The biggest challenge is to explain our brand and values to people who have never heard of our firm. We mitigate this by having an exceptional response time and by having higher-quality marketing materials than even the biggest franchise.
What sets your brokerage apart? What makes you different from your competition? Our core values set us apart. We have six core values that drive our business and everything we do. We understand our “why” and that directs how we act. In turn, our actions lead to exceptional results for our clients. For example, we sell our average listing in 14 days, sell 95.2 percent of the listings we take, and have price reductions on less than 5 percent of our listings. All of these statistics are far better than any other firm in our marketplace.
Now that every brokerage says they are “full service,” we’ve had to start describing our company as “concierge service” and explain that we go far beyond what other firms will do. For instance, as part of our services we supervise renovations of our clients’ homes when they buy or sell their homes with us; we can even arrange for interest-free financing of the improvements at no cost to our clients.
What’s the biggest business improvement you made last year? What’s the biggest improvement you have planned for this year? Moving our office from a traditional office space to WeWork was a huge improvement for our firm. Our rental expense was dramatically reduced; we have a more dynamic work environment and we have more flexibility with our firm since we now have a month-to-month lease. We can expand and contract as the business demands.
Our biggest improvement this year will be the total overhaul of our web presence, social media campaign and the launch of our new branding effort.
What makes your market unique? Because the main industry in Washington is the Federal Government the market is closely tied to what happens with the government. Our clients are either directly employed by the government or are here because of their work as consultants, diplomats or part of “non-governmental organizations.”

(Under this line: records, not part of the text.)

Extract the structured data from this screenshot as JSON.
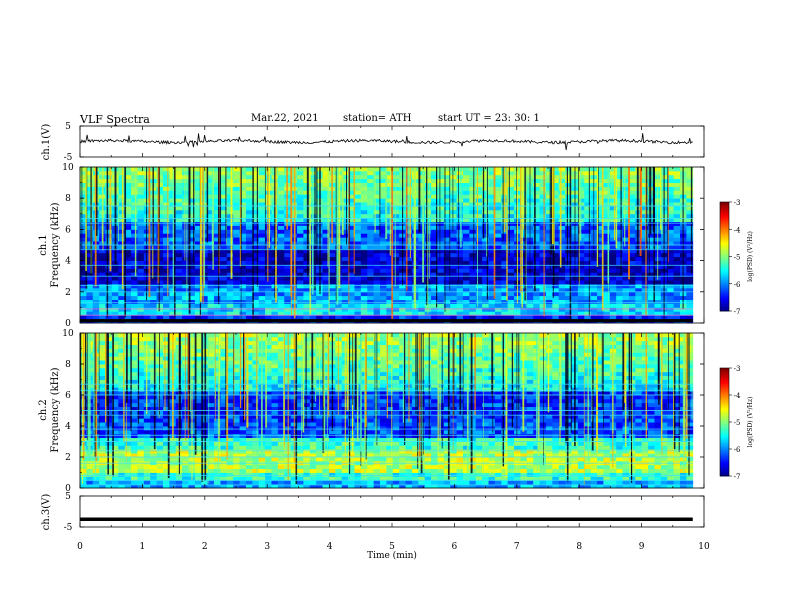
{
  "header": {
    "title": "VLF  Spectra",
    "date": "Mar.22, 2021",
    "station": "station= ATH",
    "start": "start  UT  =    23: 30: 1"
  },
  "chart_data": [
    {
      "type": "line",
      "name": "ch1-waveform",
      "ylabel": "ch.1(V)",
      "ylim": [
        -5,
        5
      ],
      "yticks": [
        "5",
        "-5"
      ],
      "xlim": [
        0,
        10
      ],
      "description_level": "signal near 0 V with spiky noise"
    },
    {
      "type": "heatmap",
      "name": "ch1-spectrogram",
      "ylabel": "ch.1\nFrequency  (kHz)",
      "ylim": [
        0,
        10
      ],
      "yticks": [
        "0",
        "2",
        "4",
        "6",
        "8",
        "10"
      ],
      "xlim": [
        0,
        10
      ],
      "colorbar": {
        "label": "log(PSD) (V²/Hz)",
        "range": [
          -7,
          -3
        ],
        "ticks": [
          "-3",
          "-4",
          "-5",
          "-6",
          "-7"
        ]
      }
    },
    {
      "type": "heatmap",
      "name": "ch2-spectrogram",
      "ylabel": "ch.2\nFrequency  (kHz)",
      "ylim": [
        0,
        10
      ],
      "yticks": [
        "0",
        "2",
        "4",
        "6",
        "8",
        "10"
      ],
      "xlim": [
        0,
        10
      ],
      "colorbar": {
        "label": "log(PSD) (V²/Hz)",
        "range": [
          -7,
          -3
        ],
        "ticks": [
          "-3",
          "-4",
          "-5",
          "-6",
          "-7"
        ]
      }
    },
    {
      "type": "line",
      "name": "ch3-waveform",
      "ylabel": "ch.3(V)",
      "ylim": [
        -5,
        5
      ],
      "yticks": [
        "5",
        "-5"
      ],
      "xlim": [
        0,
        10
      ],
      "xlabel": "Time  (min)",
      "xticks": [
        "0",
        "1",
        "2",
        "3",
        "4",
        "5",
        "6",
        "7",
        "8",
        "9",
        "10"
      ],
      "constant_level": -2.5
    }
  ],
  "colors": {
    "spectro_low": "#000080",
    "spectro_mid": "#00e5ff",
    "spectro_high": "#ff0000",
    "frame": "#000000"
  }
}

It’s a very closely knit group of people and it feels like a small town in real estate because everyone knows everyone else.

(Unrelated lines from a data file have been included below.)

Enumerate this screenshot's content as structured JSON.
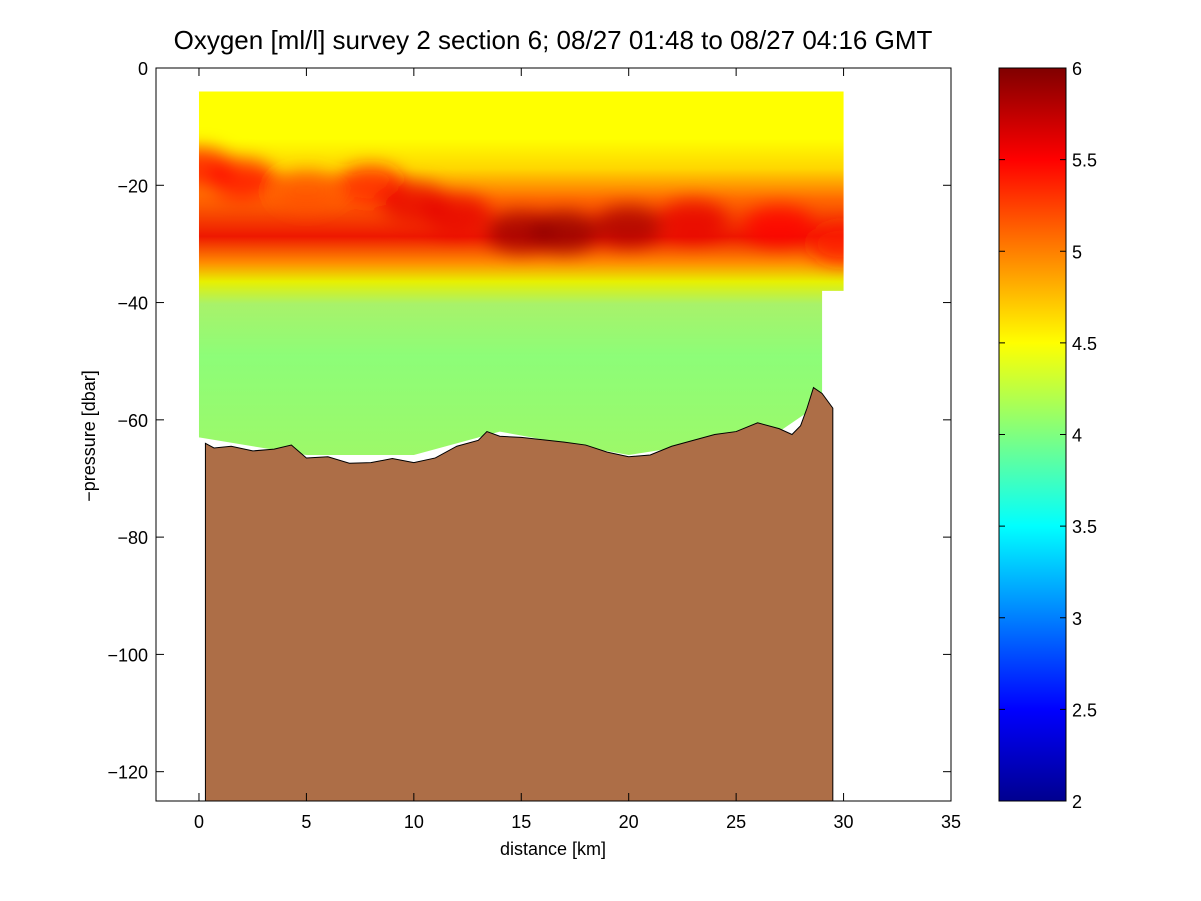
{
  "chart_data": {
    "type": "heatmap",
    "title": "Oxygen [ml/l] survey 2 section 6; 08/27 01:48 to 08/27 04:16 GMT",
    "xlabel": "distance [km]",
    "ylabel": "−pressure [dbar]",
    "xlim": [
      -2,
      35
    ],
    "ylim": [
      -125,
      0
    ],
    "x_ticks": [
      0,
      5,
      10,
      15,
      20,
      25,
      30,
      35
    ],
    "y_ticks": [
      0,
      -20,
      -40,
      -60,
      -80,
      -100,
      -120
    ],
    "y_tick_labels": [
      "0",
      "−20",
      "−40",
      "−60",
      "−80",
      "−100",
      "−120"
    ],
    "grid": false,
    "colormap": "jet",
    "color_range": [
      2,
      6
    ],
    "colorbar_ticks": [
      2,
      2.5,
      3,
      3.5,
      4,
      4.5,
      5,
      5.5,
      6
    ],
    "colorbar_tick_labels": [
      "2",
      "2.5",
      "3",
      "3.5",
      "4",
      "4.5",
      "5",
      "5.5",
      "6"
    ],
    "seabed_color": "#ad6e47",
    "data_top_pressure": -4,
    "data_extent": [
      [
        0,
        -4
      ],
      [
        30,
        -4
      ],
      [
        30,
        -38
      ],
      [
        29,
        -38
      ],
      [
        29,
        -57
      ],
      [
        27,
        -62
      ],
      [
        20,
        -66
      ],
      [
        14,
        -62
      ],
      [
        10,
        -66
      ],
      [
        5,
        -66
      ],
      [
        0,
        -63
      ]
    ],
    "oxygen_layers": {
      "surface_value": 4.45,
      "deep_value": 4.1,
      "max_core": {
        "x": [
          0,
          2,
          5,
          8,
          10,
          12,
          15,
          17,
          20,
          23,
          27,
          30
        ],
        "y": [
          -17,
          -19,
          -21,
          -20,
          -23,
          -25,
          -28,
          -28,
          -27,
          -26,
          -27,
          -30
        ],
        "value": [
          5.5,
          5.5,
          5.2,
          5.4,
          5.6,
          5.6,
          5.9,
          5.95,
          5.85,
          5.6,
          5.5,
          5.4
        ]
      }
    },
    "bathymetry": {
      "distance_km": [
        0.3,
        0.7,
        1.5,
        2.5,
        3.5,
        4.3,
        5,
        6,
        7,
        8,
        9,
        10,
        11,
        12,
        13,
        13.4,
        14,
        15,
        16,
        17,
        18,
        19,
        20,
        21,
        22,
        23,
        24,
        25,
        26,
        27,
        27.6,
        28,
        28.3,
        28.6,
        29,
        29.5,
        29.5
      ],
      "depth": [
        -64,
        -64.8,
        -64.5,
        -65.3,
        -65,
        -64.3,
        -66.5,
        -66.3,
        -67.4,
        -67.3,
        -66.6,
        -67.3,
        -66.5,
        -64.5,
        -63.5,
        -62,
        -62.8,
        -63,
        -63.4,
        -63.8,
        -64.3,
        -65.5,
        -66.3,
        -66,
        -64.5,
        -63.5,
        -62.5,
        -62,
        -60.5,
        -61.5,
        -62.5,
        -61,
        -58,
        -54.5,
        -55.5,
        -58,
        -125
      ]
    }
  }
}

We have a very large number of transactions with clients who are out of the country the entire time, which can be challenging. We also deal with many foreign clients, which means we have to be aware of how to transfer large amounts of money in and out of the United States and we have to deal with laws specific to foreign nationals.

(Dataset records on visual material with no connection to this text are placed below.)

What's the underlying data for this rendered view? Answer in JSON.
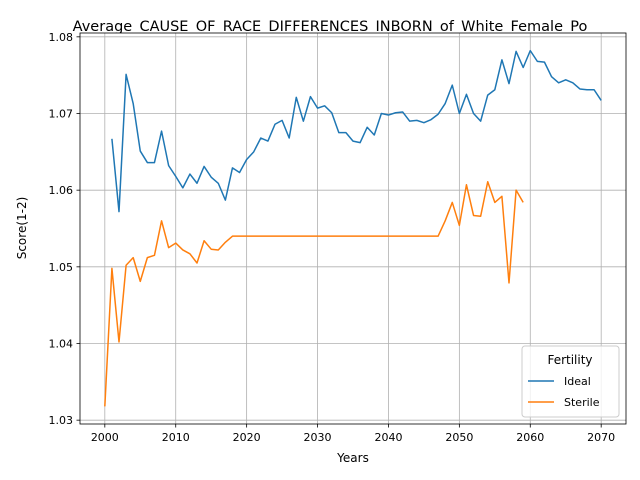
{
  "chart_data": {
    "type": "line",
    "title": "Average_CAUSE_OF_RACE_DIFFERENCES_INBORN_of_White_Female_Po",
    "xlabel": "Years",
    "ylabel": "Score(1-2)",
    "xlim": [
      1996.5,
      2073.5
    ],
    "ylim": [
      1.0295,
      1.0805
    ],
    "x_ticks": [
      2000,
      2010,
      2020,
      2030,
      2040,
      2050,
      2060,
      2070
    ],
    "y_ticks": [
      1.03,
      1.04,
      1.05,
      1.06,
      1.07,
      1.08
    ],
    "grid": true,
    "legend": {
      "title": "Fertility",
      "placement": "lower-right"
    },
    "series": [
      {
        "name": "Ideal",
        "color": "#1f77b4",
        "points": [
          [
            2001,
            1.0667
          ],
          [
            2002,
            1.0572
          ],
          [
            2003,
            1.0751
          ],
          [
            2004,
            1.0713
          ],
          [
            2005,
            1.0651
          ],
          [
            2006,
            1.0636
          ],
          [
            2007,
            1.0636
          ],
          [
            2008,
            1.0677
          ],
          [
            2009,
            1.0632
          ],
          [
            2010,
            1.0618
          ],
          [
            2011,
            1.0603
          ],
          [
            2012,
            1.0621
          ],
          [
            2013,
            1.0609
          ],
          [
            2014,
            1.0631
          ],
          [
            2015,
            1.0617
          ],
          [
            2016,
            1.0609
          ],
          [
            2017,
            1.0587
          ],
          [
            2018,
            1.0629
          ],
          [
            2019,
            1.0623
          ],
          [
            2020,
            1.064
          ],
          [
            2021,
            1.065
          ],
          [
            2022,
            1.0668
          ],
          [
            2023,
            1.0664
          ],
          [
            2024,
            1.0686
          ],
          [
            2025,
            1.0691
          ],
          [
            2026,
            1.0668
          ],
          [
            2027,
            1.0721
          ],
          [
            2028,
            1.069
          ],
          [
            2029,
            1.0722
          ],
          [
            2030,
            1.0707
          ],
          [
            2031,
            1.071
          ],
          [
            2032,
            1.0701
          ],
          [
            2033,
            1.0675
          ],
          [
            2034,
            1.0675
          ],
          [
            2035,
            1.0664
          ],
          [
            2036,
            1.0662
          ],
          [
            2037,
            1.0682
          ],
          [
            2038,
            1.0672
          ],
          [
            2039,
            1.07
          ],
          [
            2040,
            1.0698
          ],
          [
            2041,
            1.0701
          ],
          [
            2042,
            1.0702
          ],
          [
            2043,
            1.069
          ],
          [
            2044,
            1.0691
          ],
          [
            2045,
            1.0688
          ],
          [
            2046,
            1.0692
          ],
          [
            2047,
            1.0699
          ],
          [
            2048,
            1.0713
          ],
          [
            2049,
            1.0737
          ],
          [
            2050,
            1.07
          ],
          [
            2051,
            1.0725
          ],
          [
            2052,
            1.07
          ],
          [
            2053,
            1.069
          ],
          [
            2054,
            1.0724
          ],
          [
            2055,
            1.0731
          ],
          [
            2056,
            1.077
          ],
          [
            2057,
            1.0739
          ],
          [
            2058,
            1.0781
          ],
          [
            2059,
            1.076
          ],
          [
            2060,
            1.0782
          ],
          [
            2061,
            1.0768
          ],
          [
            2062,
            1.0767
          ],
          [
            2063,
            1.0748
          ],
          [
            2064,
            1.074
          ],
          [
            2065,
            1.0744
          ],
          [
            2066,
            1.074
          ],
          [
            2067,
            1.0732
          ],
          [
            2068,
            1.0731
          ],
          [
            2069,
            1.0731
          ],
          [
            2070,
            1.0717
          ]
        ]
      },
      {
        "name": "Sterile",
        "color": "#ff7f0e",
        "points": [
          [
            2000,
            1.0318
          ],
          [
            2001,
            1.0498
          ],
          [
            2002,
            1.0402
          ],
          [
            2003,
            1.0502
          ],
          [
            2004,
            1.0512
          ],
          [
            2005,
            1.0481
          ],
          [
            2006,
            1.0512
          ],
          [
            2007,
            1.0515
          ],
          [
            2008,
            1.056
          ],
          [
            2009,
            1.0525
          ],
          [
            2010,
            1.0531
          ],
          [
            2011,
            1.0522
          ],
          [
            2012,
            1.0517
          ],
          [
            2013,
            1.0505
          ],
          [
            2014,
            1.0534
          ],
          [
            2015,
            1.0523
          ],
          [
            2016,
            1.0522
          ],
          [
            2017,
            1.0532
          ],
          [
            2018,
            1.054
          ],
          [
            2019,
            1.054
          ],
          [
            2020,
            1.054
          ],
          [
            2021,
            1.054
          ],
          [
            2022,
            1.054
          ],
          [
            2023,
            1.054
          ],
          [
            2024,
            1.054
          ],
          [
            2025,
            1.054
          ],
          [
            2026,
            1.054
          ],
          [
            2027,
            1.054
          ],
          [
            2028,
            1.054
          ],
          [
            2029,
            1.054
          ],
          [
            2030,
            1.054
          ],
          [
            2031,
            1.054
          ],
          [
            2032,
            1.054
          ],
          [
            2033,
            1.054
          ],
          [
            2034,
            1.054
          ],
          [
            2035,
            1.054
          ],
          [
            2036,
            1.054
          ],
          [
            2037,
            1.054
          ],
          [
            2038,
            1.054
          ],
          [
            2039,
            1.054
          ],
          [
            2040,
            1.054
          ],
          [
            2041,
            1.054
          ],
          [
            2042,
            1.054
          ],
          [
            2043,
            1.054
          ],
          [
            2044,
            1.054
          ],
          [
            2045,
            1.054
          ],
          [
            2046,
            1.054
          ],
          [
            2047,
            1.054
          ],
          [
            2048,
            1.056
          ],
          [
            2049,
            1.0584
          ],
          [
            2050,
            1.0554
          ],
          [
            2051,
            1.0607
          ],
          [
            2052,
            1.0567
          ],
          [
            2053,
            1.0566
          ],
          [
            2054,
            1.0611
          ],
          [
            2055,
            1.0584
          ],
          [
            2056,
            1.0592
          ],
          [
            2057,
            1.0479
          ],
          [
            2058,
            1.06
          ],
          [
            2059,
            1.0584
          ]
        ]
      }
    ]
  }
}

Have you ever worked in another city/metro? If so, how did you end up where you are working now? I have not worked as a real estate agent in any other city or metro area. I ended up here because I’m a native Washingtonian and love where I live. I’m very fortunate because Washington has always been a vibrant and active market I never had a need to work in another community.
What’s your favorite thing about working in your community? My favorite thing about working in my community is working with historic properties. I find the detailed work of craftsmen long gone to be fascinating and beautiful. Just being around them inspires me.
Also, because of the historic housing stock I work with, I have plenty of opportunities to work with my clients to remodel and renovate homes prior to selling them or working with buyers to rebuild homes after settlement. It requires a thorough understanding of how houses were built 100 years ago and what is and is not possible for a particular budget.
Is there an area of your community in which you specialize? Rather than a geographic area of specialty, we’ve spent our time working in the luxury and historic markets. The highest concentration of those types of homes is in Northwest Washington (Dupont, Kalorama, Logan, Shaw, etc.) but we get work selling historic or luxury homes outside of our “usual” neighborhoods because of our specialization.